Make software behaviour predictable#
Software should not surprise users. If something does go wrong they should be able to quickly troubleshoot and understand the problem. Some ways to allow this are:
Use error handling - if you are in an unexpected situation throw an error with a descriptive message. Anticipate and handle errors from dependencies.
Make extensive use of logging with different levels (info, warn, error). Make logging messages clear and actionable. Use a logger instead of print statements, it gives the user more control over what is output and where.
You software should have an easy to use CLI, GUI or API as appropriate. Users should not need to modify or read your source code to use the software’s featues.
Make it possible to reproduce a computation - record inputs and cache them. Include checkpoints and recovery mechanisms for long-running computations.
Don’t mess up your user’s systems#
Using software developed by someone else requires trust - that the software you write won’t spy on them, consume excessive resources or otherwise break or damage their systems
Use automated tests - you should add testing early in the software development process. Testable code has a different design to untestable. It is difficult to add good tests to already written code - the code will need to be changed to facilitate the tests. Testing is a habit - it only slows you down until you get familiar and comfortable with doing it.

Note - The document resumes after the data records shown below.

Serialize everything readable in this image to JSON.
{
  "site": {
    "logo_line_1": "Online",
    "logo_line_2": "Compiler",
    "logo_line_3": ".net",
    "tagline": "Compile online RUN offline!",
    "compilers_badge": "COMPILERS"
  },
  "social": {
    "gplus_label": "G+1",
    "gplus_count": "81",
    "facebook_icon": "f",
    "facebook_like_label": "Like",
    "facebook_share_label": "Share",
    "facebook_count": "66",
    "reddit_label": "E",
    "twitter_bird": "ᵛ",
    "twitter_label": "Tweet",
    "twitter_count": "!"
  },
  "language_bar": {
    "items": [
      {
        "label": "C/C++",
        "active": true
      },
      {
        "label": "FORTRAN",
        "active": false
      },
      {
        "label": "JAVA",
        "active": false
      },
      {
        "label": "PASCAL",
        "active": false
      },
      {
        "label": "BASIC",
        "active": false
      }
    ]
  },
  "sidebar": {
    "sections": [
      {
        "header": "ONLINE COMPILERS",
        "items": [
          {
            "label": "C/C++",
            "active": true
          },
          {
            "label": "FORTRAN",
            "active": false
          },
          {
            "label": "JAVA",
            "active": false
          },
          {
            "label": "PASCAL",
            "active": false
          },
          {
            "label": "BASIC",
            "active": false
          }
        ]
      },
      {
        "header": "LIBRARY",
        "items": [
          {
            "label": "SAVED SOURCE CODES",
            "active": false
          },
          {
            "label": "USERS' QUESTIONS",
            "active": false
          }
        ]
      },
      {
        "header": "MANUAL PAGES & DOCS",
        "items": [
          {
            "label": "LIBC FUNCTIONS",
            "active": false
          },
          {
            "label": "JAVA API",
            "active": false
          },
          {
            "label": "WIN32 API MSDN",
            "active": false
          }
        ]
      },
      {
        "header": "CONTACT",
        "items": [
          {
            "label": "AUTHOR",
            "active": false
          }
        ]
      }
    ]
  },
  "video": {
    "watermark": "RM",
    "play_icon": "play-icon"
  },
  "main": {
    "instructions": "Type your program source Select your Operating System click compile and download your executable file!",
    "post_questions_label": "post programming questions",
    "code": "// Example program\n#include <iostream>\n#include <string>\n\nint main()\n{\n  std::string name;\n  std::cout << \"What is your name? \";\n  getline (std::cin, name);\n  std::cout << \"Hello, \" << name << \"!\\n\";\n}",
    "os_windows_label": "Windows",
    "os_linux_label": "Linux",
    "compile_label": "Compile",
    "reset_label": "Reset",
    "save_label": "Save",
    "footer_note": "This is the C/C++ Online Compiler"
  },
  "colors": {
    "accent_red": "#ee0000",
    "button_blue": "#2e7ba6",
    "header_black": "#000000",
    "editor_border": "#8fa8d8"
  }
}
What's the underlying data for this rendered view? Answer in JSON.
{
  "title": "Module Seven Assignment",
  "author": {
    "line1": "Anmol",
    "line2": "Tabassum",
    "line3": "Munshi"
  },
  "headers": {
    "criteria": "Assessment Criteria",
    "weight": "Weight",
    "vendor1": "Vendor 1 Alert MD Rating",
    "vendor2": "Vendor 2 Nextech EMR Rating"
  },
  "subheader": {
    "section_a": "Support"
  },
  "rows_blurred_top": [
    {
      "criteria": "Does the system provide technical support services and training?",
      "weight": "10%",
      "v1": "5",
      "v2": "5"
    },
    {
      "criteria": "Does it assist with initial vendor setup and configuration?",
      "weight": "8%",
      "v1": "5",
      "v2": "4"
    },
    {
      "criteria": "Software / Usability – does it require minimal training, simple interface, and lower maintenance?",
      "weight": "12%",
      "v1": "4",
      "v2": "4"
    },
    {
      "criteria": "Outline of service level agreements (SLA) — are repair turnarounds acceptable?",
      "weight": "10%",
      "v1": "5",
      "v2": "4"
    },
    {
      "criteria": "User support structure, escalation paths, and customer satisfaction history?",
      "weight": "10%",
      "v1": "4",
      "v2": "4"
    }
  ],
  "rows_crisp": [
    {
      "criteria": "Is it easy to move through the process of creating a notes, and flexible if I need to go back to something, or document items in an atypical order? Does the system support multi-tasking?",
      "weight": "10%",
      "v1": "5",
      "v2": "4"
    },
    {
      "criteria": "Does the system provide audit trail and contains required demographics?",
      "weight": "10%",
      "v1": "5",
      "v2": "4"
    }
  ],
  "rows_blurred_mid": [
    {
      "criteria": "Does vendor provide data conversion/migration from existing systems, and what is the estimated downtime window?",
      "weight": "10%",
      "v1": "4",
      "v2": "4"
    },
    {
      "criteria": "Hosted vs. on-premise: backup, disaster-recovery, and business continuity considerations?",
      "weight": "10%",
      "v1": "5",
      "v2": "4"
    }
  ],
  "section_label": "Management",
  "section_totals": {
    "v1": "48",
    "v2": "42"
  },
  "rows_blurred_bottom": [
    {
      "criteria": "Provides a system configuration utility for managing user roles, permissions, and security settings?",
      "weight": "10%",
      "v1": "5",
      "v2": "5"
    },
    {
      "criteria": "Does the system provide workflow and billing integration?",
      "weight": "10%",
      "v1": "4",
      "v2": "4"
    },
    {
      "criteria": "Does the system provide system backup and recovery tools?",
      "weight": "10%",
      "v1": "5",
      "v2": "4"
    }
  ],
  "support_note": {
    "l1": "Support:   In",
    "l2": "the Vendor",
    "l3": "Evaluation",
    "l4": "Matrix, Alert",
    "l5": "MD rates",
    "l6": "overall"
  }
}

Automate the infrastrastucture related to planning, building and delivering your software toward fully reproducible deployments.
Take care with third-party dependencies, use enough to provide suitable software functionality but don’t include or use more than you need. This reduces bloat and the attack surface of your software on people’s machines. For example, in Python packages audit your
requirements.txt
to remove unneeded packages and consider version pinning or vendoring in your release process.Correctly package your software so it can be installed in a predictable and reversible way on people’s systems. Make it available in standard package managers and repos, e.g. PIP/PYPI, following best practice for package development. Don’t make users ‘sudo’ to use your software unless it is a system tool - even then having a rootless installation mechanism is best.
Let your users try your software without having to modify their system - Python packages or containers (Docker etc) are a good way to do this.
Take basic measures to avoid excessive resource consumption, like filesystem, cpu, memory and network use.
Use a secure release and deployment process via version control and Continuos Integration. Never push binaries from your machine to a release package or a production system. Never modify production code on a live system. Release binaries and production changes should only come from a secure CI/CD process.
Provide options (e.g. via command line) for users to choose the directory for all program outputs. Don’t delete user files or cause data loss.
Get and give feedback often#
Reading other people’s code is a very effective way to grow as a developer. The code review process is a great mechanism for knowledge exhange, as well as helping code quality. To benefit from this, all work from both experienced and junior developers should be visible, and an opportunity given to give and recieve effective feedback. To this end you should:
use a version control system and collaborative (cloud) development platform (e.g. Gitlab)
make small commits often (multiple times per day) and push them to the cloud platform
commit to ‘main’/trunk often via merge requests - they are the most effecitve way to get feedback on code.
don’t have long running branches just for you (more than one day) - they go stale and are bad for collaboration
clean old branches - don’t leave stale ones lying around, it is hard to know if that work is ongoing
use an issue tracker to explain ongoing and planned work
read other repos and code contributions in the organization. Browse the organization’s projects and note good or useful techniques and areas that could be helped or improved.
look out for a chance to use or propose a set of common tools. Common tooling is a great way to collaborate.